Mortgage Overlays Are Your Lender’s Made-Up Rules

November 06, 2020 by Dan Green

Getting a mortgage approved can depend on the lender with which you apply. One mortgage lender’s denial is another’s strong approval.

It’s because of Investor overlays; and, when a mortgage loan gets denied, it’s good sense for borrowers to re-apply for that loan somewhere else.

Investor overlays are an additional set of mortgage qualification standards imposed by a lender, beyond what’s a mortgage program’s official guidelines require.

Examples of investor overlays include:

  • Raising minimum credit score requirements on a loan by twenty points
  • Reducing a borrower’s debt-to-income ratio by a certain number of percentage points
  • Increasing a home buyer’s waiting period after a short sale or foreclosure event

Investor overlays are especially common with FHA loans.

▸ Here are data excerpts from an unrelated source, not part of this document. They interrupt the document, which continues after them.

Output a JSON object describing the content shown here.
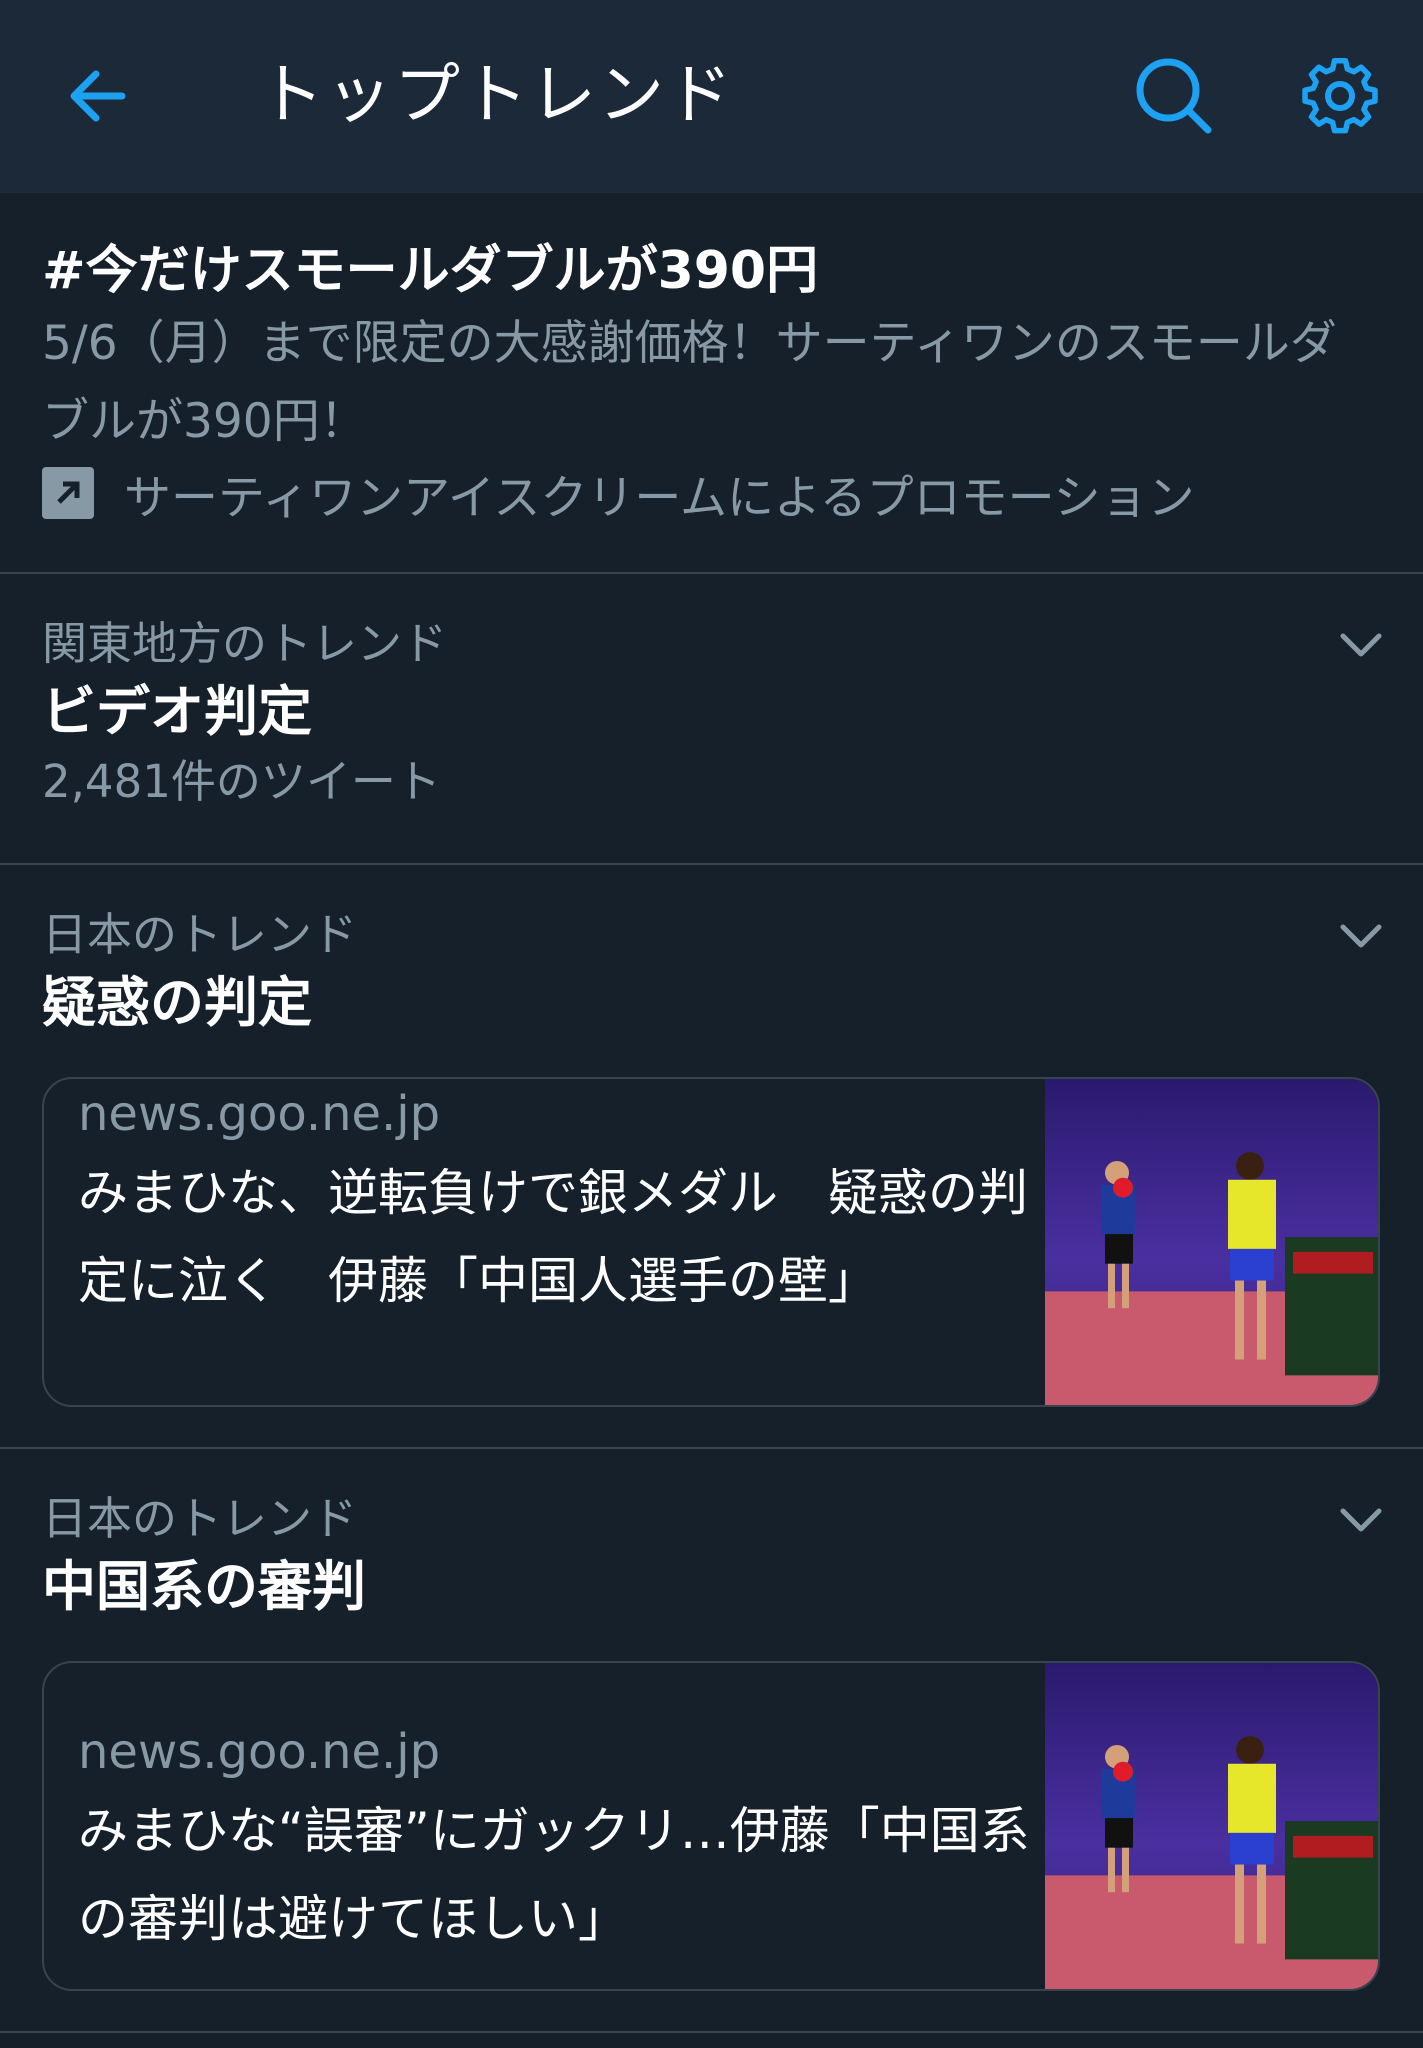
{
  "header": {
    "title": "トップトレンド",
    "accent_color": "#1da1f2",
    "icons": [
      "back-arrow-icon",
      "search-icon",
      "gear-icon"
    ]
  },
  "promo": {
    "title": "#今だけスモールダブルが390円",
    "description": "5/6（月）まで限定の大感謝価格！サーティワンのスモールダブルが390円！",
    "promoted_by": "サーティワンアイスクリームによるプロモーション",
    "icon": "promoted-arrow-icon"
  },
  "trends": [
    {
      "context": "関東地方のトレンド",
      "name": "ビデオ判定",
      "count": "2,481件のツイート"
    },
    {
      "context": "日本のトレンド",
      "name": "疑惑の判定",
      "card": {
        "domain": "news.goo.ne.jp",
        "headline": "みまひな、逆転負けで銀メダル　疑惑の判定に泣く　伊藤「中国人選手の壁」"
      }
    },
    {
      "context": "日本のトレンド",
      "name": "中国系の審判",
      "card": {
        "domain": "news.goo.ne.jp",
        "headline": "みまひな“誤審”にガックリ…伊藤「中国系の審判は避けてほしい」"
      }
    }
  ],
  "colors": {
    "background": "#15202b",
    "header_bg": "#1c2938",
    "secondary_text": "#8899a6",
    "divider": "#38444d"
  }
}
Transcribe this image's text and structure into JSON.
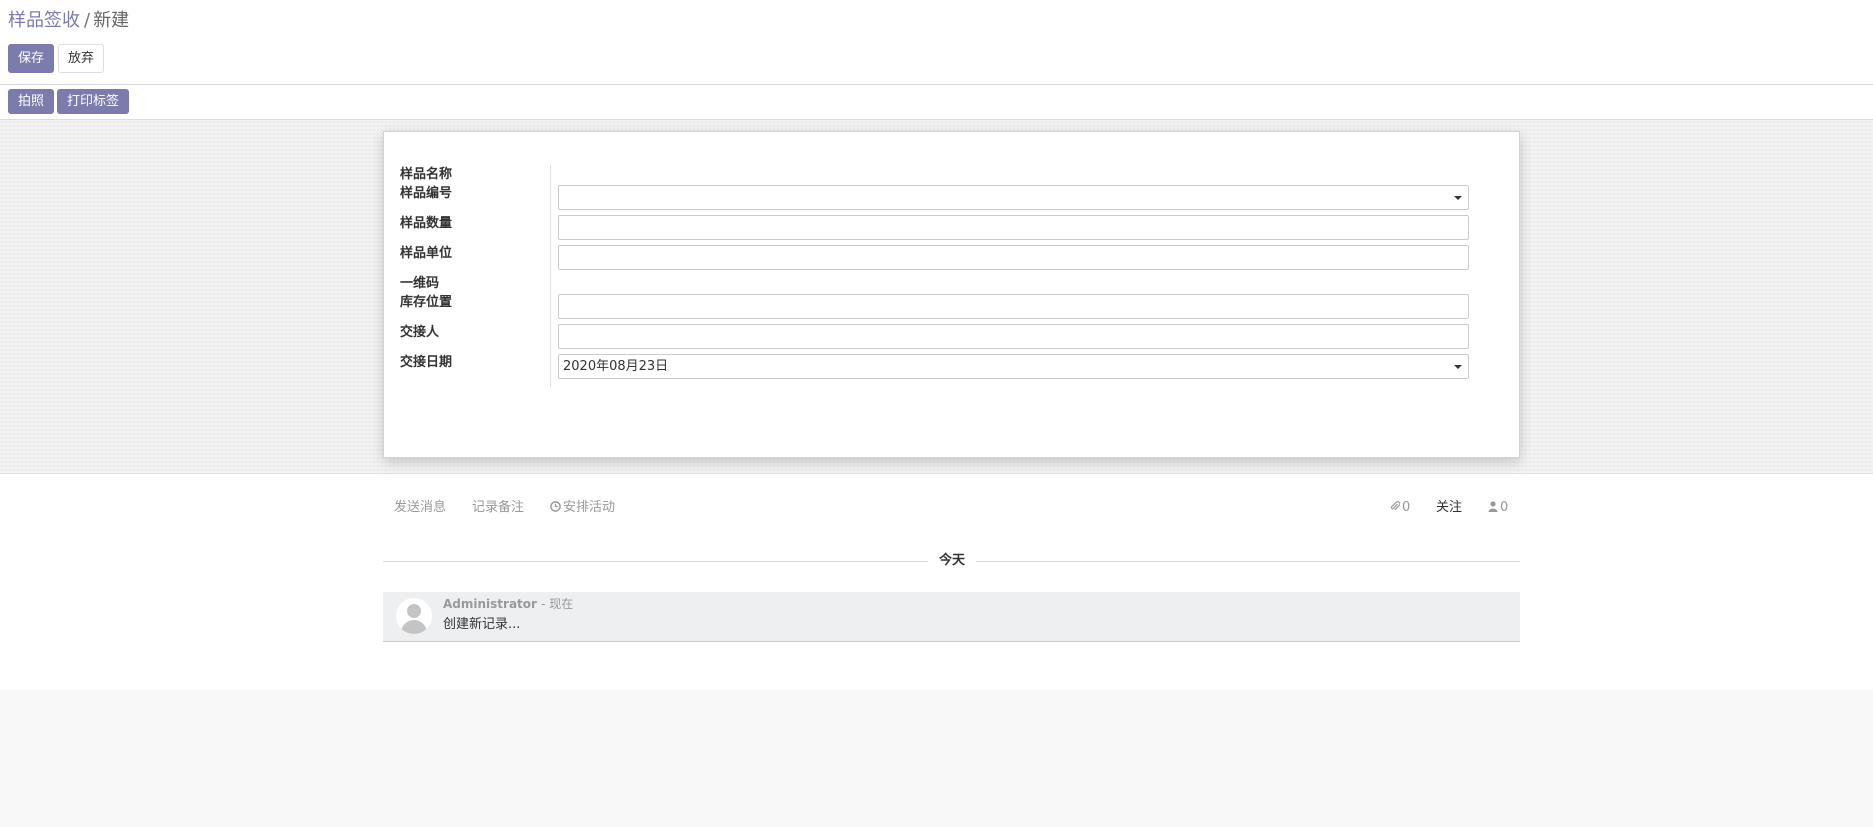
{
  "breadcrumb": {
    "parent": "样品签收",
    "separator": "/",
    "current": "新建"
  },
  "toolbar": {
    "save_label": "保存",
    "discard_label": "放弃"
  },
  "statusbar": {
    "photo_label": "拍照",
    "print_label": "打印标签"
  },
  "form": {
    "fields": [
      {
        "label": "样品名称"
      },
      {
        "label": "样品编号",
        "value": ""
      },
      {
        "label": "样品数量",
        "value": ""
      },
      {
        "label": "样品单位",
        "value": ""
      },
      {
        "label": "一维码"
      },
      {
        "label": "库存位置",
        "value": ""
      },
      {
        "label": "交接人",
        "value": ""
      },
      {
        "label": "交接日期",
        "value": "2020年08月23日"
      }
    ]
  },
  "chatter": {
    "send_message": "发送消息",
    "log_note": "记录备注",
    "schedule_activity": "安排活动",
    "attachments_count": "0",
    "follow_label": "关注",
    "followers_count": "0",
    "date_separator": "今天",
    "message": {
      "author": "Administrator",
      "date": "- 现在",
      "body": "创建新记录..."
    }
  },
  "colors": {
    "primary": "#7c7bad",
    "sheet_bg": "#f2f2f2"
  }
}
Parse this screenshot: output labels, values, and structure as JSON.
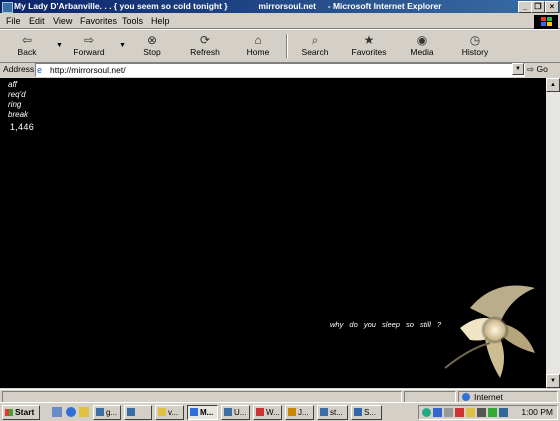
{
  "window": {
    "title": "My Lady D'Arbanville. . . { you seem so cold tonight }",
    "domain_title": "mirrorsoul.net",
    "app_title": "- Microsoft Internet Explorer"
  },
  "menu": [
    "File",
    "Edit",
    "View",
    "Favorites",
    "Tools",
    "Help"
  ],
  "toolbar": {
    "back": "Back",
    "forward": "Forward",
    "stop": "Stop",
    "refresh": "Refresh",
    "home": "Home",
    "search": "Search",
    "favorites": "Favorites",
    "media": "Media",
    "history": "History"
  },
  "address": {
    "label": "Address",
    "url": "http://mirrorsoul.net/",
    "go": "Go"
  },
  "page": {
    "links": [
      "aff",
      "req'd",
      "ring",
      "break"
    ],
    "counter": "1,446",
    "tagline": "why do you sleep so still ?"
  },
  "status": {
    "zone": "Internet"
  },
  "taskbar": {
    "start": "Start",
    "tasks": [
      "g...",
      "",
      "v...",
      "M...",
      "U...",
      "W...",
      "J...",
      "st...",
      "S..."
    ],
    "clock": "1:00 PM"
  }
}
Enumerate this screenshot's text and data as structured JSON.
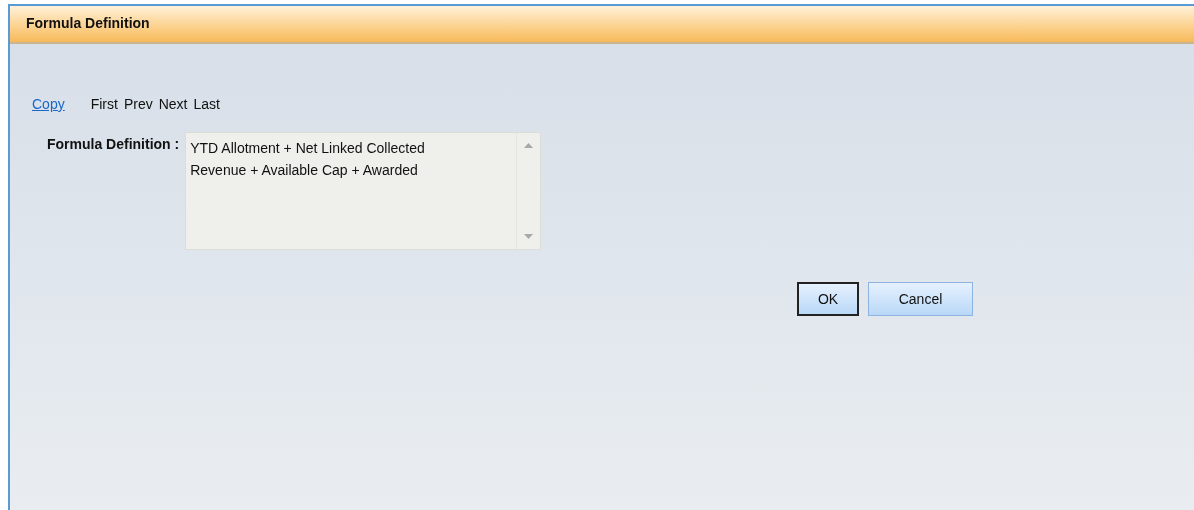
{
  "window": {
    "title": "Formula Definition"
  },
  "nav_links": [
    {
      "label": "Copy",
      "disabled": false
    },
    {
      "label": "First",
      "disabled": true
    },
    {
      "label": "Prev",
      "disabled": true
    },
    {
      "label": "Next",
      "disabled": true
    },
    {
      "label": "Last",
      "disabled": true
    }
  ],
  "formula": {
    "label": "Formula Definition :",
    "value": "YTD Allotment + Net Linked Collected Revenue + Available Cap + Awarded"
  },
  "buttons": [
    {
      "label": "OK",
      "default": true
    },
    {
      "label": "Cancel",
      "default": false
    }
  ]
}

According to FHA loan guidelines, a home buyer can get approved for an FHA mortgage with a credit score of at least 500. But, finding a lender that allows a five-hundred score can be a challenge.

Mortgage lenders tend to enforce an FHA credit score overlay that raises minimum FICO requirements as high as 660. Loans with credit scores below that are denied at the point of application.

If that’s you, don’t stop looking for that FHA-backed loan. Overlays vary between lenders. You might get approved somewhere else.

Government data shows that 1-in-5 mortgage approvals are made after an initial mortgage turndown. Don’t let a denial set you back.